セルフ給油システム・周辺機器 販売・施工
和田商事株式会社

セルフ雑記帳

和田 信治

vol.211『レーザー・レーサー』

エンタメ・スポーツ

2008-06-09

 競泳のジャパン・オープンが去る6日に開催されたが、北島康介ほか北京五輪代表選手5人が次々と日本新記録をマークするという快挙となった。その秘密は、英スピード社が今年2月に発表した“魔法の水着”レーザー・レーサー(LR)である。日本水泳連盟が北京五輪での着用を認めていないこの水着に身を包んだ選手たちが驚異的な泳ぎを見せたとあって、LRへの評価は決定的となり、北京での着用解禁はほぼ確実な情勢だ。
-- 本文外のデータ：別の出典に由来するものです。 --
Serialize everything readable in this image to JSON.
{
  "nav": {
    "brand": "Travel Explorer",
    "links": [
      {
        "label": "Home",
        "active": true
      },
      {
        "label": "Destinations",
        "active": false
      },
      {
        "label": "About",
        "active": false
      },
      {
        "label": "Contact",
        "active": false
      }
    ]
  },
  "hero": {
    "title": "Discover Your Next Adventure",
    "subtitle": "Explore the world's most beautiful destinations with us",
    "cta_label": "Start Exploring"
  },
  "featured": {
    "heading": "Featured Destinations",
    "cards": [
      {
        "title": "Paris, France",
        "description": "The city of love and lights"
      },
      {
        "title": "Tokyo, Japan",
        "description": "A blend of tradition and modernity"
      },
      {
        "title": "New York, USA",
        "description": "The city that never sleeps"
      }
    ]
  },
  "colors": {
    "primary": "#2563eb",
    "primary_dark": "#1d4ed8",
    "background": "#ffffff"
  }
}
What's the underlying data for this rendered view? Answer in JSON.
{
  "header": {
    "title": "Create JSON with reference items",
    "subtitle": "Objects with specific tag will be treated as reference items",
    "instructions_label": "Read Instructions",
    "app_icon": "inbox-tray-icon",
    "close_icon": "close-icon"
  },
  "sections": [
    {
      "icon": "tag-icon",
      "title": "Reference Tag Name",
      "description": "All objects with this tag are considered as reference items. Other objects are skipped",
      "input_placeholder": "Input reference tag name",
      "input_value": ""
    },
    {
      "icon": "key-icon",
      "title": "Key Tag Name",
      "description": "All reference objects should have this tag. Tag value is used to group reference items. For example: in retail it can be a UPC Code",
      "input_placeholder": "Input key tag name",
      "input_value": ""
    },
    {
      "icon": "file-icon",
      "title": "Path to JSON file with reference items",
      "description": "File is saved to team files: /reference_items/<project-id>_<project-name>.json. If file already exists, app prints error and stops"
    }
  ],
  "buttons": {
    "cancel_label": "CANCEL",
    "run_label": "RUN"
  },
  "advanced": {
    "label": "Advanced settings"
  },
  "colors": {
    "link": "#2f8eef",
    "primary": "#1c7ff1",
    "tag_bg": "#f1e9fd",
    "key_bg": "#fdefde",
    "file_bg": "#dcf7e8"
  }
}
 それにしても、これほどてきめんに効果を挙げた道具というものを近年見たことがない。使用した選手が皆、日本を代表するスイマーたちだったとはいえ、泳げば新記録という状態を見ると、市営プールで25㍍泳いだだけでフーフー言っている“現役メタボスイマー”の私も身に着けてみたくなったりする。

 それはともかく、世界ではとっくにスタンダードとなっているLRの使用を、なぜ日本水連がためらっているのかといえば、国内の三大水着メーカー(ミズノ、デサント、アシックス)からスポンサー契約という名の巨額の協力金をもらってきたため、いまさら他社メーカー(しかも舶来品)の水着を推奨ことはできないということらしい。また、個々の選手たちも、三大メーカーのいずれかの社員だったり、個人契約を結んでいたりするので、LRの圧倒的な性能を体感しつつも、うしろめたさを拭いきれないでいるとの報道を見聞きした。

 何ということだ。企業の面子やしがらみに縛られて、4年に1度の大舞台でベストパフォーマンスを発揮できないとすれば、100分の1秒に青春のすべてを注いできた選手たちがあまりにも可哀想ではないか。何を着るかは選手個々の判断に任せれば良いのではないかと思う。

 「どんなスタイルで売ろうと、ガソリンを売ればそれでいいのではないか」─販売方法にいちいち注文をつける元売に、こう反論した経験のあるスタンド経営者は少なくないだろう。ひと昔前は、価格看板を出そうものなら自宅まで電話をかけてきて、看板をすぐに降ろせと“指導”されたが、いまでは逆に「地域最安値にしっかりついて行け」とせっつかれるらしい。スタンドのレイアウトにも、求めもしないのに“アドバイス”してくる。理にかなった説明を求めると、「これが当社のスタンダードだからです!」と主張する。とにかく、余計な事を考えずに、こちらの言うとおりにやってくれというわけだ。

 セルフシステムについても同様である。まずは自社クレジットや現金会員カードが使えるシステムであることが元売の絶対条件だ。POSに依存せず、独立して動作するスタンドアローン型のプリカシステムなどを導入しようとすると、猛烈に反対してくる。あるいは、「どうせそんなもので売れやせん」とばかりに無視される。無視されるのは一向に構わないが、そのあとから「これまで出してきたインセンティブは打ち切らせてもらいます」との通告。スタンド経営者としては、長年付き合ってきた元売にはそれなりに愛着もあるので、心は揺れる。自社システムを導入するというのは、理屈で言うほど簡単なものではないのだ。

 とは言うものの、仮需が発生した途端何度もパンクしてしまうクレジットシステムや、コストばかりがかかって経営の足を引っ張る車販システムなど、元売のお仕着せウェアのおかげで、フリースタイルでのパフォーマンスができないとぼやくスタンド経営者は、自分の店にとって最適なスタイルの導入を自己責任のもとで決断しなければならない。

 ジャパン・オープン1日目、水着論争でかまびすしい外野席を意識して、北島康介は日・英・中国語で『泳ぐのは僕だ』と書かれたTシャツを着てプールサイドに現われた。わたしたちスタンド経営者も、『油を売るのは私だ』という意識を持って、ますます厳しさを増す販売競争に臨まねばならない。